Founded in 1954 as a psychology research institute, the business has transformed over the years into a scalable technology platform to deliver standardised data-driven insights for recruitment and talent development to enterprises and SMEs across a wide range of sectors, including many financial services and professional services businesses.

Assessio is focused on high volume hiring and post hire development. The business has a deep scientific heritage which allows it to support customers in hiring talent based on potential (attitude, personality, cultural fit, capacity for learning, etc). Assessio’s proprietary technology and Saas offering has allowed it to win market share in core markets of Sweden, Norway, Netherlands and Denmark, competing with the more traditional providers of tests and talent management consulting services. The business has grown organically and through acquisitions in recent years, while enhancing its product capability.

The investment in Assessio is the latest in a series of recent Pollen Street investments into high growth software businesses targeting the financial services sector, including Aryza, Proactis and Pacific Fund Systems, in its tech-enabled services vertical.

Pollen Street’s investment and value creation strategy will build on Assessio’s reputation as the Nordic’s leading talent assessment software platform, and help build a leading pan-European talent management player.
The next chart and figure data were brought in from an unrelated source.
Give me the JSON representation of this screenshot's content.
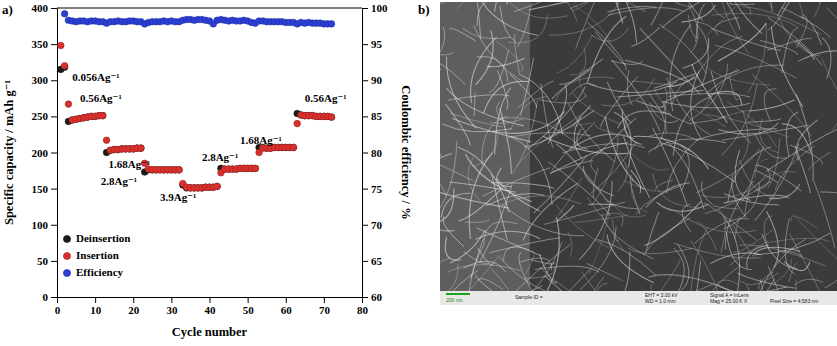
{
  "chart_data": [
    {
      "type": "scatter",
      "title": "a)",
      "x_label": "Cycle number",
      "y_label": "Specific capacity / mAh g⁻¹",
      "y2_label": "Coulombic efficiency / %",
      "xlim": [
        0,
        80
      ],
      "xticks": [
        0,
        10,
        20,
        30,
        40,
        50,
        60,
        70,
        80
      ],
      "ylim": [
        0,
        400
      ],
      "yticks": [
        0,
        50,
        100,
        150,
        200,
        250,
        300,
        350,
        400
      ],
      "y2lim": [
        60,
        100
      ],
      "y2ticks": [
        60,
        65,
        70,
        75,
        80,
        85,
        90,
        95,
        100
      ],
      "legend": "lower left",
      "marker": "circle",
      "x": [
        1,
        2,
        3,
        4,
        5,
        6,
        7,
        8,
        9,
        10,
        11,
        12,
        13,
        14,
        15,
        16,
        17,
        18,
        19,
        20,
        21,
        22,
        23,
        24,
        25,
        26,
        27,
        28,
        29,
        30,
        31,
        32,
        33,
        34,
        35,
        36,
        37,
        38,
        39,
        40,
        41,
        42,
        43,
        44,
        45,
        46,
        47,
        48,
        49,
        50,
        51,
        52,
        53,
        54,
        55,
        56,
        57,
        58,
        59,
        60,
        61,
        62,
        63,
        64,
        65,
        66,
        67,
        68,
        69,
        70,
        71,
        72
      ],
      "series": [
        {
          "name": "Deinsertion",
          "color": "#1a1a1a",
          "values": [
            315,
            318,
            243,
            245,
            246,
            247,
            248,
            249,
            250,
            250,
            251,
            251,
            200,
            203,
            204,
            204,
            205,
            205,
            205,
            205,
            206,
            206,
            173,
            176,
            176,
            176,
            176,
            176,
            176,
            176,
            176,
            176,
            155,
            151,
            151,
            151,
            151,
            151,
            152,
            152,
            152,
            153,
            178,
            177,
            177,
            177,
            177,
            178,
            178,
            178,
            178,
            178,
            207,
            207,
            206,
            206,
            207,
            207,
            207,
            207,
            207,
            207,
            254,
            252,
            251,
            251,
            251,
            250,
            250,
            250,
            250,
            249
          ]
        },
        {
          "name": "Insertion",
          "color": "#d9302c",
          "values": [
            348,
            320,
            267,
            245,
            246,
            247,
            248,
            249,
            250,
            250,
            251,
            251,
            217,
            203,
            204,
            204,
            205,
            205,
            205,
            205,
            206,
            206,
            185,
            177,
            176,
            176,
            176,
            176,
            176,
            176,
            176,
            176,
            157,
            152,
            151,
            151,
            151,
            151,
            152,
            152,
            152,
            153,
            172,
            177,
            177,
            177,
            177,
            178,
            178,
            178,
            178,
            178,
            200,
            206,
            206,
            206,
            207,
            207,
            207,
            207,
            207,
            207,
            240,
            252,
            251,
            251,
            251,
            250,
            250,
            250,
            250,
            249
          ]
        },
        {
          "name": "Efficiency",
          "color": "#2b3fd6",
          "axis": "y2",
          "values": [
            null,
            99.2,
            98.3,
            98.2,
            98.1,
            98.2,
            98.2,
            98.1,
            98.2,
            98.2,
            98.1,
            98.1,
            97.9,
            98.1,
            98.1,
            98.2,
            98.1,
            98.1,
            98.2,
            98.2,
            98.1,
            98.1,
            97.8,
            98.0,
            98.1,
            98.1,
            98.1,
            98.2,
            98.1,
            98.2,
            98.1,
            98.1,
            98.3,
            98.4,
            98.4,
            98.3,
            98.4,
            98.4,
            98.3,
            98.2,
            97.8,
            98.3,
            98.4,
            98.3,
            98.2,
            98.3,
            98.2,
            98.2,
            98.3,
            98.2,
            98.0,
            97.9,
            98.2,
            98.2,
            98.1,
            98.1,
            98.1,
            98.1,
            98.1,
            98.0,
            98.0,
            98.0,
            97.8,
            98.0,
            97.9,
            98.0,
            97.9,
            97.9,
            97.9,
            97.8,
            97.8,
            97.8
          ]
        }
      ],
      "annotations": [
        {
          "text": "0.056Ag⁻¹",
          "x": 4,
          "y": 303
        },
        {
          "text": "0.56Ag⁻¹",
          "x": 6,
          "y": 274
        },
        {
          "text": "1.68Ag⁻¹",
          "x": 13.5,
          "y": 182
        },
        {
          "text": "2.8Ag⁻¹",
          "x": 11.5,
          "y": 158
        },
        {
          "text": "3.9Ag⁻¹",
          "x": 27,
          "y": 137
        },
        {
          "text": "2.8Ag⁻¹",
          "x": 38,
          "y": 192
        },
        {
          "text": "1.68Ag⁻¹",
          "x": 48,
          "y": 215
        },
        {
          "text": "0.56Ag⁻¹",
          "x": 65,
          "y": 273
        }
      ]
    },
    {
      "type": "image",
      "title": "b)",
      "annotations": [
        "200 nm",
        "Sample ID =",
        "EHT = 3.00 kV",
        "Signal A = InLens",
        "WD = 1.0 mm",
        "Mag = 25.00 K X",
        "Pixel Size = 4.583 nm"
      ]
    }
  ]
}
The investment will be deployed to accelerate M&A and organic growth and to support ongoing development of Assessio’s proprietary technology. The group will continue to be led by Assessio’s current management team, Johan Masironi, Evelien Schram, Peter Tjernstrom and Staffan Landberg, leveraging Pollen Street’s deep expertise in effective growth acceleration and internationalisation.

The closing is expected to happen in the coming weeks.

Commenting on the announcement, Johan Masironi and CEO at Assessio, said: “We are delighted to announce our investment from Pollen Street and are excited to have their support as we accelerate the growth of Assessio. We have chosen to partner with Pollen Street as they have unrivaled expertise and experience in supporting high growth software business’ scale and internationalise. The substantial growth capital and ongoing professional and financial support from Pollen Street will allow us to further develop our tech-platform to accelerate the deployment of services, while providing funding and expertise to expand our strategic growth programme to fulfill our ambition to become Europe’s leading talent assessment partner.”

Anastasia Kovaleva, Investment Director at Pollen Street, said: “Assessio has developed an exciting and highly differentiated proposition which makes it uniquely positioned in the HCM software market. Pollen Street is proud of its track record of supporting high growth software businesses and believe that Assessio has the potential to become a European leader in innovative talent assement and development solutions, an exciting and growing market solving current challenges such as talent shortages and supporting diversity and inclusion. Assessio is led by a dynamic and highly regarded team, we are impressed by what they have achieved to date, and we look forward to working with Johan, Evelien, Peter and Staffan in the next stage of growth for the business.”